Selang beberapa waktu Trisya pun pulang, beruntung Bryant sudah mengantar Zalia tepat waktu dan kembali ke-kantor kemudian pulang setelah Trisya agar dia tidak curiga.


"Bagaimana sekolahnya hari ini?" tanya Trisya pada Zalia yang tengah menikmati makan malamnya.


"Sangat menyenangkan!" jawab Zalia.


Trisya tersenyum lembut seraya mengusap kepala Zalia.


'Tetaplah bahagia, Nak. Itu yang Mommy inginkan!'


"Syukurlah, ayo habiskan makanannya."


Trisya duduk diam menghadap jendela menatap keluar dengan segelas minuman di tangannya.


'Sebenarnya apa yang di inginkan pria itu? Seakan dia sangat mencintaiku,' Trisya mendengus kasar.


Seandainya sikap Bryant dulu begini, mungkin perasaan Trisya akan sangat bahagia, tapi sekarang, rasanya usaha dia itu sia-sia saja, hatinya telah membeku dan mungkin akan selamanya tetap begitu.


...----------------...


Hari pun berlalu sama seperti biasanya, dia selalu mengabaikan Bryant seolah pria itu tak pernah ada.


"Mommy, sebenarnya Om tetangga itu siapa sih? Dia selalu liatin Mommy, begini." Zalia menirukan cara Bryant menatap Trisya.


"Dia bukan siapa-siapa sayang, sudah abaikan saja." Ucap Trisya sembari mencium pucuk kepala putrinya.


Saat ini mereka tengah berada di dalam taksi, Trisya hendak mengajak Zalia ke-taman hiburan, untuk menikmati waktu libur mereka.


"Berhenti disini saja, Pak. Ayo sayang!" Trisya menuntun Zalia turun setelah dia membayar ongkos taksi.

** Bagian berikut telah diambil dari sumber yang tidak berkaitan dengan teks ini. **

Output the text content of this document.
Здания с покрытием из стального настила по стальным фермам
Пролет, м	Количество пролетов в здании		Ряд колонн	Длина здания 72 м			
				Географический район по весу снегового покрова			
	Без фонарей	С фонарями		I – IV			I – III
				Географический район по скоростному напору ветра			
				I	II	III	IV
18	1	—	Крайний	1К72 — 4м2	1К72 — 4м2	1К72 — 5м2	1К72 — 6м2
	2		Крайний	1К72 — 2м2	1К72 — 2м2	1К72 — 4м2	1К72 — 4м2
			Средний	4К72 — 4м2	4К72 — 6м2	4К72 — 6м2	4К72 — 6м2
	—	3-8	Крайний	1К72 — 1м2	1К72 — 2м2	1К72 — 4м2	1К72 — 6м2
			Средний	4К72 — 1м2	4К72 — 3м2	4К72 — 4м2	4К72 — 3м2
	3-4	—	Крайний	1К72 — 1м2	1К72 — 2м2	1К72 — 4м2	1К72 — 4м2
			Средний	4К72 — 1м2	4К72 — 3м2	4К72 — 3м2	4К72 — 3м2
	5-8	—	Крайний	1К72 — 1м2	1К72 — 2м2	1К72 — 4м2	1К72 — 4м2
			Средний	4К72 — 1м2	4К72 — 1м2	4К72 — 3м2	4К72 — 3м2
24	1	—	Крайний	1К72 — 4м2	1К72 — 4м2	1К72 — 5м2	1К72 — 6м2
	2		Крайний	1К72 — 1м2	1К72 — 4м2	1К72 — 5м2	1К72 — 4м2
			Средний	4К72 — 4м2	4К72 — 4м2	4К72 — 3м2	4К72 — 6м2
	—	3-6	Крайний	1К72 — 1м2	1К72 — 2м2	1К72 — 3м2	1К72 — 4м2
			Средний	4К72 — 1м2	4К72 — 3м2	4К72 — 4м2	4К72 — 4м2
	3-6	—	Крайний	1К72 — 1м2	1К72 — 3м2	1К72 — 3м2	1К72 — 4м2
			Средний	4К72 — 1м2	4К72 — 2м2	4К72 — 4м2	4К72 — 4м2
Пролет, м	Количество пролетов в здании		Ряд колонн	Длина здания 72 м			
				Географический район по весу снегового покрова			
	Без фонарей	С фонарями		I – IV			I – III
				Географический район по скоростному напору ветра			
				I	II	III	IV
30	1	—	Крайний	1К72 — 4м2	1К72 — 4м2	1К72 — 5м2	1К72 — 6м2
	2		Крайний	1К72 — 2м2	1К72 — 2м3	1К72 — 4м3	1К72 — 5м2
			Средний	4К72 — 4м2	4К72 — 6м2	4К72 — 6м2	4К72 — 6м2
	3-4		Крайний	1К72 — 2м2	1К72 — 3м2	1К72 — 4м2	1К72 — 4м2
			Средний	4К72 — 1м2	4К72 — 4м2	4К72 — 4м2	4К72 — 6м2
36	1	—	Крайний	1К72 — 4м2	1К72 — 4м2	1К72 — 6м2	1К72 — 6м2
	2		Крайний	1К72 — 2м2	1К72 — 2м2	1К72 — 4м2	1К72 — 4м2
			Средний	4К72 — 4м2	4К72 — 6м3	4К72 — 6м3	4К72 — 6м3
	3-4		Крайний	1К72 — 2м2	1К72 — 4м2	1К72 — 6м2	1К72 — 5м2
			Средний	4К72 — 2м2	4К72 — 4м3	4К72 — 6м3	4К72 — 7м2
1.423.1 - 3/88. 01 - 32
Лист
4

"Woah Mommy, tempatnya sangat bagus, aku ingin naik itu!" ucap Zalia antusias saat melihat komedi putar dan berbagai wahana permainan yang tersedia disana.


"Oke, kita beli tiket dulu."


Trisya duduk mengawasi Zalia sembari menyesap gelas kopi di genggamannya. Seseorang duduk di samping Trisya, namun tak membuat wanita itu bergeming.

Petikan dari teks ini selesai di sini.